Вместе с братьями объехала она в кабриолете окрестные деревни, навещая больных. Через день решили отправиться на крестный ход в Каприяновский монастырь, полюбоваться там каскадом проточных прудов в обрамлении плакучих ив и белых акаций.

Алексей с задумчивой серьезностью вглядывался в лица священнослужителей, крестьян, в их тяжелые скрюченные руки, сжимающие древки хоругвей, вслушивался в нестройное, похожее на жалобу, пение. Он даже не пошевелился, когда отец Паисий — седобородый поп с клочковатыми бровями — плеснул ему в лицо святой водою и, блеснув черными глазами, пошел по берегу пруда к кладбищу, увлекая за собой длинную вереницу людей.

Мария Викторовна, держа Павлика за руку, заторопилась к монастырю, чтобы занять место в церкви до возвращения крестного хода, а Алексей приотстал. Через каждые три шага он останавливался и замирал. Он словно вбирал в себя затейливую архитектуру монастырских строений, намереваясь позднее перенести на бумагу причудливое и радостное переплетение каменных кружев.

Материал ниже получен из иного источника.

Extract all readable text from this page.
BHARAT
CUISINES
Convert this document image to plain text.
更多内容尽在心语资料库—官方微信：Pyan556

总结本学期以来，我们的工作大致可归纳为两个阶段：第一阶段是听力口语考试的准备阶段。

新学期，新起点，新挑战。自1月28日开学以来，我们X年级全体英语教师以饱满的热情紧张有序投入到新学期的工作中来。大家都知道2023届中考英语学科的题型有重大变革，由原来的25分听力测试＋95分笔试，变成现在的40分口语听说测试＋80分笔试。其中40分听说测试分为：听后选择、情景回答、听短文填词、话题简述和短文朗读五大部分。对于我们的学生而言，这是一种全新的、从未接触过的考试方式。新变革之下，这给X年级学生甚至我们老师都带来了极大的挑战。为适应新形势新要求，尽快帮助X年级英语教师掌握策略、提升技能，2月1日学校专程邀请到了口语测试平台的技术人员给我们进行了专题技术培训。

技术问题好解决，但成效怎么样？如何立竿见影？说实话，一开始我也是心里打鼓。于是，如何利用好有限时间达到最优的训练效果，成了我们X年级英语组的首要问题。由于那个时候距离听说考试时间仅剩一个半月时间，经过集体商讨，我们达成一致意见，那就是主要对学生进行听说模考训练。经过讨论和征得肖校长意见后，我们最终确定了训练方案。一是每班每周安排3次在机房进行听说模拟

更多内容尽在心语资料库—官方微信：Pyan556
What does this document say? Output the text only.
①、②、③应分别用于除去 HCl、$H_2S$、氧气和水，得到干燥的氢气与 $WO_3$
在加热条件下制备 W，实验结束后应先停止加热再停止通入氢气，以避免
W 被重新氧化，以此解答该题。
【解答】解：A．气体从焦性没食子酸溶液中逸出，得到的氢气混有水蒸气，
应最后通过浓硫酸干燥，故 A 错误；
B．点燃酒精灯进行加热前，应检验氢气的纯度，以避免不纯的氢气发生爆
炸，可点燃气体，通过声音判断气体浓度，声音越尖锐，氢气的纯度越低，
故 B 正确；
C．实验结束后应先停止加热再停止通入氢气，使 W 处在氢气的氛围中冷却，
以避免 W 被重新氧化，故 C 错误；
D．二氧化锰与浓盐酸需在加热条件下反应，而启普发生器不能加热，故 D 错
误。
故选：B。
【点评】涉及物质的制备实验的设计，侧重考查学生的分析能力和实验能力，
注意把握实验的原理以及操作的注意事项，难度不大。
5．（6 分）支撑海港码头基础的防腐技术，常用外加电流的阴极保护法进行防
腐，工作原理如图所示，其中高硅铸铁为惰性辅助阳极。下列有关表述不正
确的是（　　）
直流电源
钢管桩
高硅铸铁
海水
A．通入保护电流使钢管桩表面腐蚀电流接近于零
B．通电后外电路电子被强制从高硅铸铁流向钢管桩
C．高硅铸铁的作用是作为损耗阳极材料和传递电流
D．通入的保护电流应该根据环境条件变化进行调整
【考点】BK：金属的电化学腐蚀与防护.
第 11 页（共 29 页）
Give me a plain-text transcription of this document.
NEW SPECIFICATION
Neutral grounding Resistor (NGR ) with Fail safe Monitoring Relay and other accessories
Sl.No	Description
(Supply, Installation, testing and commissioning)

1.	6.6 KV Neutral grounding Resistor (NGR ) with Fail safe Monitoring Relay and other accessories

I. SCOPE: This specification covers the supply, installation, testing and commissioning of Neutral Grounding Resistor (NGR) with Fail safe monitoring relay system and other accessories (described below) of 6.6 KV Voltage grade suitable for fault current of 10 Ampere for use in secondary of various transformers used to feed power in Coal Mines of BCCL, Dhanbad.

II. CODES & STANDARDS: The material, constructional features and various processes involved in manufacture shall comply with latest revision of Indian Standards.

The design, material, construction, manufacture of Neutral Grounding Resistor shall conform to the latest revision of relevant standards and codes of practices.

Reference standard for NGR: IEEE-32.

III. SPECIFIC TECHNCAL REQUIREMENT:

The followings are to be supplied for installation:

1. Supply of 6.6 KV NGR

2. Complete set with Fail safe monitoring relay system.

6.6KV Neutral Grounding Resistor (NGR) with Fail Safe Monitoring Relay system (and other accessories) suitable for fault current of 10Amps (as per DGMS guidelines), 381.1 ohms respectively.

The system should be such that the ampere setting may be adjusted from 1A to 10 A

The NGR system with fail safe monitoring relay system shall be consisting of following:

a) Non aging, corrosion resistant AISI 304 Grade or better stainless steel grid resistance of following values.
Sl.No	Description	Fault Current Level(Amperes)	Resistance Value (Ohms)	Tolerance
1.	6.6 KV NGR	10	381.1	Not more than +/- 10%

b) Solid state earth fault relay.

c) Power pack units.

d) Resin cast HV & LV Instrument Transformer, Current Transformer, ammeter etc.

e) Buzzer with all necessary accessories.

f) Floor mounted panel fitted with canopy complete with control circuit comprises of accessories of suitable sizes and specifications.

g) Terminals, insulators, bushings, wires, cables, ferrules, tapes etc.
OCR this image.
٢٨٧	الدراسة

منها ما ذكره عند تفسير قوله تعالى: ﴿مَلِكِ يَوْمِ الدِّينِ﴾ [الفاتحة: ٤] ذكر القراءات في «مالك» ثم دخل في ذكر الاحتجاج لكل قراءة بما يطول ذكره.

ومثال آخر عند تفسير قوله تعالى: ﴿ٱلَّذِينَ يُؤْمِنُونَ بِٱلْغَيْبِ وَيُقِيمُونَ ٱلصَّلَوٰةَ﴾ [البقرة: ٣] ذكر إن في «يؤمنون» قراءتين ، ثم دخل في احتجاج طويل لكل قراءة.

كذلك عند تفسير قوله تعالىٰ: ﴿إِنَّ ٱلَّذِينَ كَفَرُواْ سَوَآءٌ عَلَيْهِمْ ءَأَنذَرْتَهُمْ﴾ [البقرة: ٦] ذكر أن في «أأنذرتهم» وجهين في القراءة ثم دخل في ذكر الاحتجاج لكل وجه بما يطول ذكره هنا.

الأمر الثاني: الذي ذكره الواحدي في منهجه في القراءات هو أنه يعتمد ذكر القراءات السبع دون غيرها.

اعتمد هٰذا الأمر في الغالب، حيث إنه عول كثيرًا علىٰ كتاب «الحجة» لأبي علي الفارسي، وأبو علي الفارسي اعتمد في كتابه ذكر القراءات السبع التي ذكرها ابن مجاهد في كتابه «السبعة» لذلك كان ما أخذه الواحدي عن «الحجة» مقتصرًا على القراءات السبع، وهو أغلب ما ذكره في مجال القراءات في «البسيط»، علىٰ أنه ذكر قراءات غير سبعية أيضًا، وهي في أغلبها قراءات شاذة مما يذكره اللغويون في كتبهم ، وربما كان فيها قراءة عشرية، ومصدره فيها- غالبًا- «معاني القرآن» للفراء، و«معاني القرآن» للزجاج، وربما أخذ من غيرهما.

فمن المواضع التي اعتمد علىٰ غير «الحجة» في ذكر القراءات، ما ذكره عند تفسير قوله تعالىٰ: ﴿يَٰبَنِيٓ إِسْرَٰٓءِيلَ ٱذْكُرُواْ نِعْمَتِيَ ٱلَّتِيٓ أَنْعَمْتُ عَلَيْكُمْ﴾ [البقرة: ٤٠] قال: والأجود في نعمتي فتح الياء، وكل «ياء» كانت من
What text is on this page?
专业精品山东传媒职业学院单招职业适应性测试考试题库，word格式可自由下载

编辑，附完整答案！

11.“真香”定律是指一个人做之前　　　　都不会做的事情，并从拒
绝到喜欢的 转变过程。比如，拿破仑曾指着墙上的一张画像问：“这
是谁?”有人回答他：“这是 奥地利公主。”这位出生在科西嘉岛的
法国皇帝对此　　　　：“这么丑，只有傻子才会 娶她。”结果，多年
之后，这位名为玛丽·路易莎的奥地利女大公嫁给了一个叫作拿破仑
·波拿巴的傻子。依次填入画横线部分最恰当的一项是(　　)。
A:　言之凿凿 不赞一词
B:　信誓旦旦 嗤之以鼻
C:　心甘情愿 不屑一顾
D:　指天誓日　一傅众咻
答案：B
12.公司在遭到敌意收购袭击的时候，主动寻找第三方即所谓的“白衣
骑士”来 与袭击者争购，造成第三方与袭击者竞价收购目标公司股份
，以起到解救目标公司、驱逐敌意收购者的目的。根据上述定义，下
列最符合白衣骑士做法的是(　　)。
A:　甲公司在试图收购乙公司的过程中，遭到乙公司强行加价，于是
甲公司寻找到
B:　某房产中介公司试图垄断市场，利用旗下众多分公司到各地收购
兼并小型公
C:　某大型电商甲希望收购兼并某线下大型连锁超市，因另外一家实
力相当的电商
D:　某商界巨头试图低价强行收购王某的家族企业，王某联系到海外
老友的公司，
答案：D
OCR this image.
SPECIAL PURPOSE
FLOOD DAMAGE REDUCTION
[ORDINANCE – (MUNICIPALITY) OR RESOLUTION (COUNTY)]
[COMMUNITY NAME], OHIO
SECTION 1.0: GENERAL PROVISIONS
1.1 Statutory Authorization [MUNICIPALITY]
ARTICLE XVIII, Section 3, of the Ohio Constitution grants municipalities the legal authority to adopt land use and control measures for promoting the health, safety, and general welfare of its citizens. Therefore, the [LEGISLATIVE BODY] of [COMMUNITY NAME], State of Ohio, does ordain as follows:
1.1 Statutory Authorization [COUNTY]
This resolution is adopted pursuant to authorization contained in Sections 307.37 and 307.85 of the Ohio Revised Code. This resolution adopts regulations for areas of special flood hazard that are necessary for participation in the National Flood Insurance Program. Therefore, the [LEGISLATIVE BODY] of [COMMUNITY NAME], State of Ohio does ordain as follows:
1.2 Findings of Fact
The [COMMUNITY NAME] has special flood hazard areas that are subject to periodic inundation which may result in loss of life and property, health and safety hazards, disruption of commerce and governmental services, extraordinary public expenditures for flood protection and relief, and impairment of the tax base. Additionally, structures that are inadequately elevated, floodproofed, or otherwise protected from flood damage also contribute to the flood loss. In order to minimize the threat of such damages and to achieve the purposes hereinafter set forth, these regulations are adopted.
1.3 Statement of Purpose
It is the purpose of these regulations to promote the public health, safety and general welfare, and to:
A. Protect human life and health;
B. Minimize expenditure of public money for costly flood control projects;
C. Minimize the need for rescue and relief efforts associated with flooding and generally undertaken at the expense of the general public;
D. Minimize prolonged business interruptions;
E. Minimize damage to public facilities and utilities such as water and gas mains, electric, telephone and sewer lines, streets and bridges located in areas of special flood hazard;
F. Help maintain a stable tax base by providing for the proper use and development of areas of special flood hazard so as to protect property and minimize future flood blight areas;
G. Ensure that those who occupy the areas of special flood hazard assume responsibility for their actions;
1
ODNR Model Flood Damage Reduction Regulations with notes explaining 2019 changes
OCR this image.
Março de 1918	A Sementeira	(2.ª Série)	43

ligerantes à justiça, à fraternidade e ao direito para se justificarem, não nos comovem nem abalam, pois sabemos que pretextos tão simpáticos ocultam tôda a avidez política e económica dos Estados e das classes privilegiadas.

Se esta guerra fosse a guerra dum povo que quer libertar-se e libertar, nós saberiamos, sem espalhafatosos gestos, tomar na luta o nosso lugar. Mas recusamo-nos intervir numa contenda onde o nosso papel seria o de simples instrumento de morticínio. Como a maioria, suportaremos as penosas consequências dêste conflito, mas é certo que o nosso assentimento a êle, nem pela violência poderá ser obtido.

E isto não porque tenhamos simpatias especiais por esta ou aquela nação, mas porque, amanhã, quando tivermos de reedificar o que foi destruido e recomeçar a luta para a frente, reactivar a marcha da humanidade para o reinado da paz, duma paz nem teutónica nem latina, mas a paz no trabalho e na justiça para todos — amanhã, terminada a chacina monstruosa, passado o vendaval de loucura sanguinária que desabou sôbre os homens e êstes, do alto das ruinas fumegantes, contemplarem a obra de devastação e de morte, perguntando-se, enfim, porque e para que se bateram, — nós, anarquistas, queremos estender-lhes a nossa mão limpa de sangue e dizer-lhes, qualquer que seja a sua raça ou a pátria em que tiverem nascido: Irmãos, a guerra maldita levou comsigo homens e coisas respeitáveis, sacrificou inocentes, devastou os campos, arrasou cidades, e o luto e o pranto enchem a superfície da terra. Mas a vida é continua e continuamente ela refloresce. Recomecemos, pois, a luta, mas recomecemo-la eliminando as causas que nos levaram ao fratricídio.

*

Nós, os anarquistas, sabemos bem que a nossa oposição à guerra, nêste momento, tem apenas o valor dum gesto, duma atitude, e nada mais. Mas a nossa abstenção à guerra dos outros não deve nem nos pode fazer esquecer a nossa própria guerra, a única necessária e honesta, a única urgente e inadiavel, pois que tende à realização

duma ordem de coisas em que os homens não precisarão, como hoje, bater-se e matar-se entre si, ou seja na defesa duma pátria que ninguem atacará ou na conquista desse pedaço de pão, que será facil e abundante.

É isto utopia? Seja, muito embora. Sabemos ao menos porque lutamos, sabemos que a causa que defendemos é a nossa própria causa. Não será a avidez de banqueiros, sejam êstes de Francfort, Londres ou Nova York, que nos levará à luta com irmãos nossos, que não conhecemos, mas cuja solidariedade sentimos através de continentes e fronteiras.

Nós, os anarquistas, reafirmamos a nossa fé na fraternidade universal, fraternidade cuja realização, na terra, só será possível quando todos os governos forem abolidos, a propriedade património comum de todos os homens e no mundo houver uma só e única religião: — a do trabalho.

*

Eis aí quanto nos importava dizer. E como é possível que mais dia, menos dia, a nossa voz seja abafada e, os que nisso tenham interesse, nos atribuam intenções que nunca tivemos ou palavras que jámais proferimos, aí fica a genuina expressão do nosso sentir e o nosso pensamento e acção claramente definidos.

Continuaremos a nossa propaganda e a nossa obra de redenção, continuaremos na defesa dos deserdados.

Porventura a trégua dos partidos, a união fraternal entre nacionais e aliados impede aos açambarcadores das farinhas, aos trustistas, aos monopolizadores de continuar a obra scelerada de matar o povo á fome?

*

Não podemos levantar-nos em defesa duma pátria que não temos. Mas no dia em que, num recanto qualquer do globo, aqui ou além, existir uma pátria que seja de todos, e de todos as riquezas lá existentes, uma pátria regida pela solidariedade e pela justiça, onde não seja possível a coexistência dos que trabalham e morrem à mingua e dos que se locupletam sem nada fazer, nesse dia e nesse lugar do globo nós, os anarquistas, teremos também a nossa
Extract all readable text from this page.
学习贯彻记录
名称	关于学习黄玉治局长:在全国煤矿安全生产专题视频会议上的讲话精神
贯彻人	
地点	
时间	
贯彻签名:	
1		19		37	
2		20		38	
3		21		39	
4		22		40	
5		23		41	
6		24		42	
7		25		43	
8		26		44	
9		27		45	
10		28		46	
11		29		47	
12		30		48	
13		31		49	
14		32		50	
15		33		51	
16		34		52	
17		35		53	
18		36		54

— Алеша, ты заставляешь себя ждать. Идем же!

— Не сердитесь, сестра, — ласково сказал он. — Я должен побыть один.

Пасхальная служба давно закончилась, утомленный впечатлениями дня Павлик спал в коляске. Мария Викторовна несколько раз обошла монастырский двор, когда наконец из притвора часовни появился Алексей. Он, размахивая руками, принялся горячо рассказывать, что за чудеса увидел в монастырских кельях, какой дивной живописью изукрашены патриаршие палаты, и Мария Викторовна только удивлялась: как это ему удалось попасть туда, куда простым смертным хода нет?

— Думаешь, напрасно на меня отец Паисий ушат святой воды вылил? — сказал он и захохотал. — Знаешь, он обещал мне и другие монастыри показать. Мы теперь с ним большие друзья.

Тихо сидели братья с сестрой за чаем. С грустью поглядывала она на них, терзаясь сознанием, что не может заменить им мать, что живут они теперь «в людях». Однако вид братьев, особенно уверенная осанка Алексея не вязались с ее терзаниями.

— Господи, как же вы выросли, мальчики! — время от времени повторяла она, вглядываясь в их лица.

Алексей встрепенулся, ему надоело грустить, он поднял крышку пианино, зажег свечи у пюпитра и стал по памяти подбирать свой любимый прелюд Листа. Когда пальцы приобрели уверенность, он начал сызнова, со вступления и почти без сбоев довел прелюд до конца.

Мария Викторовна, как ни крепилась, не сумела удержать слез.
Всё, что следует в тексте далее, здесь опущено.